At issue here is Calvin’s take on the Sermon on the Mount (Matthew 5:7). Calvin had little if any patience with those who tried to argue that this, or the parallel account in Luke 6 (sometimes called the Sermon on the Plain) were two intact speeches given on two separate occasions and recorded in their entirety by the Gospel writers. More likely, these accounts were more a “greatest-hits collection”, gathered together and placed at the beginning of Jesus’ teaching ministry to provide a representative sampling of the main things he taught.
It just so happens that this view happens to align quite nicely with modern historical criticism of the Gospels, what some might call “higher criticism”. What do we do with that? Do we dismiss this view as out of hand because it aligns with what those who, acting from strictly atheistic motivations, seek to deconstruct the Bible and prove its historical unreliability, are doing? Or do we perhaps take a second look at our convictions about how the Bible, as a divinely inspired book of history, ought to work?

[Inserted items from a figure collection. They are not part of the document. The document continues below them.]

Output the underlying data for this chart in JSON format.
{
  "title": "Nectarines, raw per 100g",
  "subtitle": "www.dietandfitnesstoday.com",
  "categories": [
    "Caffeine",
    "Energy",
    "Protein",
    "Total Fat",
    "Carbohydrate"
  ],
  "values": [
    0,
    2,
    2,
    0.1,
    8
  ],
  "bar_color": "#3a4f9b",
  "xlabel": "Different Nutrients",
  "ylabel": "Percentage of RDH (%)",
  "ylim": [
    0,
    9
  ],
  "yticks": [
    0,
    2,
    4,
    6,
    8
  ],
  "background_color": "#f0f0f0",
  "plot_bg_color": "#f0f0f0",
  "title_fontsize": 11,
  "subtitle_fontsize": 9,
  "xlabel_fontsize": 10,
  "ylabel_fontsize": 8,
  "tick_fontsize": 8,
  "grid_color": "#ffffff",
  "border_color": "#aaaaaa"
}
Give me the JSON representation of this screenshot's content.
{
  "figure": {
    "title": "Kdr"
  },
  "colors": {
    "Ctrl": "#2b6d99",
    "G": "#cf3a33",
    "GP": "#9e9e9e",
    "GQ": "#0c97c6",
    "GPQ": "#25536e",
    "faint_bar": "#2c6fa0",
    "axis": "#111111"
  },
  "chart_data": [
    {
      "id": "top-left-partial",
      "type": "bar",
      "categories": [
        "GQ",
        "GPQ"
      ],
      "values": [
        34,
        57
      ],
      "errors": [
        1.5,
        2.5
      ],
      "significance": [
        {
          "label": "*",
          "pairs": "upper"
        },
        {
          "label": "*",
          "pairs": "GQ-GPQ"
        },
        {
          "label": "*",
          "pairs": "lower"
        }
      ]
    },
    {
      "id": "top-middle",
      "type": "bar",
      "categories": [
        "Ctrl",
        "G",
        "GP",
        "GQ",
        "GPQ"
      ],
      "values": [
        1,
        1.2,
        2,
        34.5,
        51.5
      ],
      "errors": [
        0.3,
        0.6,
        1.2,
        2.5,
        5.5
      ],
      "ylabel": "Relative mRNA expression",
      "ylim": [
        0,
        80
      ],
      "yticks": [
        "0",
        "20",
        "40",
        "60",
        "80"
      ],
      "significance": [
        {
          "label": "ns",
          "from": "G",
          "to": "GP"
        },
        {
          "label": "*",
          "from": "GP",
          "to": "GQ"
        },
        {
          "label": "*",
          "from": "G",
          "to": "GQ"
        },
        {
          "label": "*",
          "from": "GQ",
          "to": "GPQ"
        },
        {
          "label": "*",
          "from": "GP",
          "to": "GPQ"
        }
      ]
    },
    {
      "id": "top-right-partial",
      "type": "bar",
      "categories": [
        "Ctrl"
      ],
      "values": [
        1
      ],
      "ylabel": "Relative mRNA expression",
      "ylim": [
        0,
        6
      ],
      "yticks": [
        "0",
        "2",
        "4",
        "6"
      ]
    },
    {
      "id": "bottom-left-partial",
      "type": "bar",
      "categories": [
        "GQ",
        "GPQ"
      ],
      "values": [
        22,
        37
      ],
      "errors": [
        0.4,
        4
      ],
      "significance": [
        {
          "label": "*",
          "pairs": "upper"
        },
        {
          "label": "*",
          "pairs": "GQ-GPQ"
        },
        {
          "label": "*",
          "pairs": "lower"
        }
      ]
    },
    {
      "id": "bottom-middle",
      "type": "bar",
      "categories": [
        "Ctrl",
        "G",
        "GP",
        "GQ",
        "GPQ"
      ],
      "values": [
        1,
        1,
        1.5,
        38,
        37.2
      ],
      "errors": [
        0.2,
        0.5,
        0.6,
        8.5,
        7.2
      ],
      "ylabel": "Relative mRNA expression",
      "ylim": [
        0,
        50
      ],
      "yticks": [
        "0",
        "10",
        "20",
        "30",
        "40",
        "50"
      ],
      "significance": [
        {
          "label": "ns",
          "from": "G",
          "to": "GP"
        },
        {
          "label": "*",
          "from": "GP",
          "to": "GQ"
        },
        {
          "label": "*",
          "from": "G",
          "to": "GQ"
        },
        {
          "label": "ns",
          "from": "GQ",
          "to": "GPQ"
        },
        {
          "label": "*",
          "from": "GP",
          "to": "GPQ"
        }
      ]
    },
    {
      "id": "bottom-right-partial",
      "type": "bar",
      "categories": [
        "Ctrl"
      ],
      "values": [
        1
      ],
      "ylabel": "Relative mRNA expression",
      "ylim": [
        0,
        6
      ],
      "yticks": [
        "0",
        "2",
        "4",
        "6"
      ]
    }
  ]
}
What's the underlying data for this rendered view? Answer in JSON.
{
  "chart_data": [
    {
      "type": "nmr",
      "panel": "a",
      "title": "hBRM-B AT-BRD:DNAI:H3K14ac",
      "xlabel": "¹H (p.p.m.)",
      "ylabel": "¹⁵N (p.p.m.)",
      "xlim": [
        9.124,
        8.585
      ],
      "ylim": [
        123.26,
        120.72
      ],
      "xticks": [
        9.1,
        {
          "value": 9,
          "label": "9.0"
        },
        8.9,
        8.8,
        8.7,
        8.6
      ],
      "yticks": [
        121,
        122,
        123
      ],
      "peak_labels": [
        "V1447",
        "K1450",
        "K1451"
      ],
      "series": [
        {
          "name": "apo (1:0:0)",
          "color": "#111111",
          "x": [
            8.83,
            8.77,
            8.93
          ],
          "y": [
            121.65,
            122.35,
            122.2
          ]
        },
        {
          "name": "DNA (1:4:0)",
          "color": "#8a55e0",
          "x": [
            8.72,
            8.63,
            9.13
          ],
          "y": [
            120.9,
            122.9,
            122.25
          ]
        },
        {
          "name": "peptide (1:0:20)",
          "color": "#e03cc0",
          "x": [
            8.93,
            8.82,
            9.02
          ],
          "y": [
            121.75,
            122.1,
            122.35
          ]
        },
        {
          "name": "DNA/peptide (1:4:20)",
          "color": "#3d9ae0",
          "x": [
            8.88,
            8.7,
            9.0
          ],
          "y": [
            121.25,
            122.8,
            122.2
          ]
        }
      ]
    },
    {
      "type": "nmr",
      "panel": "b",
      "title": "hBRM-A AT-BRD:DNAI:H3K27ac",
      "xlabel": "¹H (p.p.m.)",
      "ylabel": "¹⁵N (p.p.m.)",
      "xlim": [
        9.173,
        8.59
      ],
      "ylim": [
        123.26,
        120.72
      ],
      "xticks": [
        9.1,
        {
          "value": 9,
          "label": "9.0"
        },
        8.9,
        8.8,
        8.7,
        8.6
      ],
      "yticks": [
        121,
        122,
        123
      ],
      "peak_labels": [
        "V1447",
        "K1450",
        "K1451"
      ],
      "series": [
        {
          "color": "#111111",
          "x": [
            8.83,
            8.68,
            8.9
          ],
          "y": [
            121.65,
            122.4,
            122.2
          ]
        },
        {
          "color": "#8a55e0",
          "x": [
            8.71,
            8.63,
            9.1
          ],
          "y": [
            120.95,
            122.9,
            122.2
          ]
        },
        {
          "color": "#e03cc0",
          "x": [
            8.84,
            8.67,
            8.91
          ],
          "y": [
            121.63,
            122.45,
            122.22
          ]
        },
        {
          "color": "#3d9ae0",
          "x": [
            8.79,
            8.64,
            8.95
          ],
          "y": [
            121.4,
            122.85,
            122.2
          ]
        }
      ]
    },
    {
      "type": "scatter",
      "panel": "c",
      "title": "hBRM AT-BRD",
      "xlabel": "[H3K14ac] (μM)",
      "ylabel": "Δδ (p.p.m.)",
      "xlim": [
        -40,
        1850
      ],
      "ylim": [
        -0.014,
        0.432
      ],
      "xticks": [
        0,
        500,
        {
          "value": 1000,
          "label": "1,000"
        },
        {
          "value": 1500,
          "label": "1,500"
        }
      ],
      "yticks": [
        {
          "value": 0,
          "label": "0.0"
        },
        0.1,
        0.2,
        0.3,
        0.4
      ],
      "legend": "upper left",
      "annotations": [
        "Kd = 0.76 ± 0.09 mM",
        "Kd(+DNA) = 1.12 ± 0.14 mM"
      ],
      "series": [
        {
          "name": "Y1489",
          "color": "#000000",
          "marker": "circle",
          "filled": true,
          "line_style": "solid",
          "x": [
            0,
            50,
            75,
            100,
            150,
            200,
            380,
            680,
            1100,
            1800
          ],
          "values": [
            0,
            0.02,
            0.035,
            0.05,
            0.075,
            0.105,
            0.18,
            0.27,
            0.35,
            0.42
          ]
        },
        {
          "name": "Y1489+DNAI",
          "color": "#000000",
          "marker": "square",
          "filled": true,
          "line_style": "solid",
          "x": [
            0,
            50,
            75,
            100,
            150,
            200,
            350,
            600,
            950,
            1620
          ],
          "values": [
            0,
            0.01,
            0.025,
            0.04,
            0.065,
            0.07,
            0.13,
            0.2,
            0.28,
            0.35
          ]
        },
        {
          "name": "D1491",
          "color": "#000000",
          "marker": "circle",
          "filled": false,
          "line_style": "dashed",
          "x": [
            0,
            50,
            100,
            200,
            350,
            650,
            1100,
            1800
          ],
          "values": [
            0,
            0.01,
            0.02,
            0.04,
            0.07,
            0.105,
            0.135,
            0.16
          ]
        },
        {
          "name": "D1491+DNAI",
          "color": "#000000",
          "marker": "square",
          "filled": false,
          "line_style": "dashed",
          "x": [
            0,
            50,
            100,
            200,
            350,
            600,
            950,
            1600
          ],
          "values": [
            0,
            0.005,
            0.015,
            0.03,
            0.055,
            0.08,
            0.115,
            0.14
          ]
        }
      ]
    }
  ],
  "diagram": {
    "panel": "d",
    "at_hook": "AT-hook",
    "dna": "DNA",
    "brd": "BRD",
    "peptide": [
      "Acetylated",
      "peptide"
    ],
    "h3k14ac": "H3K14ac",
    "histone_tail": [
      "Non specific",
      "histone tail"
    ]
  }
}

The Gospel writers had other priorities than to provide a historically accurate and complete record of everything Jesus ever said and did during his public ministry–at least in the way that we moderns understand historically accurate. Matthew and Luke intended their works to be more doctrinal than historical. They intended them to be used primarily for the purpose of teaching believers about the key teachings and doings of Jesus. For that purpose, it would make sense for them to take the key teachings of Jesus and present them all together, in summary form, at the beginning of Jesus’ teaching ministry.